NEW YORK (CNN) -- A New York State parole board granted parole on Thursday for Amy Fisher, dubbed the "Long Island Lolita," who pleaded guilty to shooting her lover's wife in the head.

Fisher, now 24, spent seven years in prison. She could be released as early as next week.

She received a five-to-15-year prison sentence in 1992 after pleading guilty to first-degree assault for shooting Mary Jo Buttafuoco, then 37, in a jealous rage when Buttafuoco opened the door of her Long Island home.

Fisher, who was 16 at the time of the shooting, said she had been involved in a relationship with the victim's husband, Joey Buttafuoco. He spent six months in jail for statutory rape as a result of the affair.

The Buttafuocos moved from Long Island to Los Angeles where Joey is a cable TV talk show host.

Fisher was dubbed the "Long Island Lolita" by the New York City tabloids, a reference to the Vladimir Nabokov novel about a middle-aged man's obsession with a 12-year-old girl.
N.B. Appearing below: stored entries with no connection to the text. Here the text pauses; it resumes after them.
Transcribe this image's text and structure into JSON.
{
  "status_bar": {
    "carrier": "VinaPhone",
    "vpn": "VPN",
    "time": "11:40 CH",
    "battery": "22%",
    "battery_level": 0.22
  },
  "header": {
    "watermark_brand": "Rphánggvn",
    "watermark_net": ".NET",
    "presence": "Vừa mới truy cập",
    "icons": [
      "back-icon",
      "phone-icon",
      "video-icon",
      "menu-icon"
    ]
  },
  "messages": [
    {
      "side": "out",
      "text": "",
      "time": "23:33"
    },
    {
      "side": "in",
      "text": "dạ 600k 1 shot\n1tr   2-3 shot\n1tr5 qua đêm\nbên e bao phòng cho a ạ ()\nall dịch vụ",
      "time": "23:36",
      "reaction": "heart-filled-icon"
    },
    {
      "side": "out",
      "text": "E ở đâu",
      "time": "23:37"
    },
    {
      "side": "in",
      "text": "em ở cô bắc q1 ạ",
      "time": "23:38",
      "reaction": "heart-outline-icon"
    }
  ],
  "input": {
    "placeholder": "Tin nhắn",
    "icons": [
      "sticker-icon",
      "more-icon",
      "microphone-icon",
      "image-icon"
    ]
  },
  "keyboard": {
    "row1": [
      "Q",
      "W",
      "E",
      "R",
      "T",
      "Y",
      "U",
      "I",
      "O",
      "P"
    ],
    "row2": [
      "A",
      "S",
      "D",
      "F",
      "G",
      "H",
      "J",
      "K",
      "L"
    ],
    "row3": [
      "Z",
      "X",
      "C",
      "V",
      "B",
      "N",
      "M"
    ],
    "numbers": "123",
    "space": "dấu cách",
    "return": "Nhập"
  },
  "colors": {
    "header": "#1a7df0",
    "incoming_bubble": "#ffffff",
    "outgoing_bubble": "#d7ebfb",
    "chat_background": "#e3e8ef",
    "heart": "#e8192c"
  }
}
The case attracted national attention and was the subject of several made-for-television movies.

The three-member state parole board, which refused to parole Fisher in 1997, voted 2-to-1 to release Fisher, according to a spokesperson for the state Division of Parole.

Fisher went before the panel Tuesday at the Albion Correctional Facility in western New York where she's been serving out her sentence.

A Mother's Day gift

In a statement, Fisher's mother, Rose Fisher, said she had "prayed and waited for this moment to arrive. Knowing my daughter is coming home is the best Mother's Day gift I could wish for.

"I am looking forward to holding her in my arms, telling her I love her, and getting started on the rest of our lives together," Mrs. Fisher added.

Fisher's lawyer, Bruce Barket, said his client will live with her mother in New York state and look for a job in the fashion industry.

Fisher apologizes

At a court appearance in April, Fisher apologized to Mary Jo Buttafuoco.

"What happened to you -- it wasn't your husband's fault ... It wasn't my father's fault. It was my fault and I'm sorry," Fisher said.

Buttafuoco, who attended the hearing, told the judge she forgave Fisher.

Afterward, state Supreme Court Judge Ira Wexner threw out Fisher's 1992 guilty plea and sentenced her to a shorter prison term, clearing the way for her release, with parole board approval. Fisher had argued she was denied effective legal counsel when she initially pleaded guilty.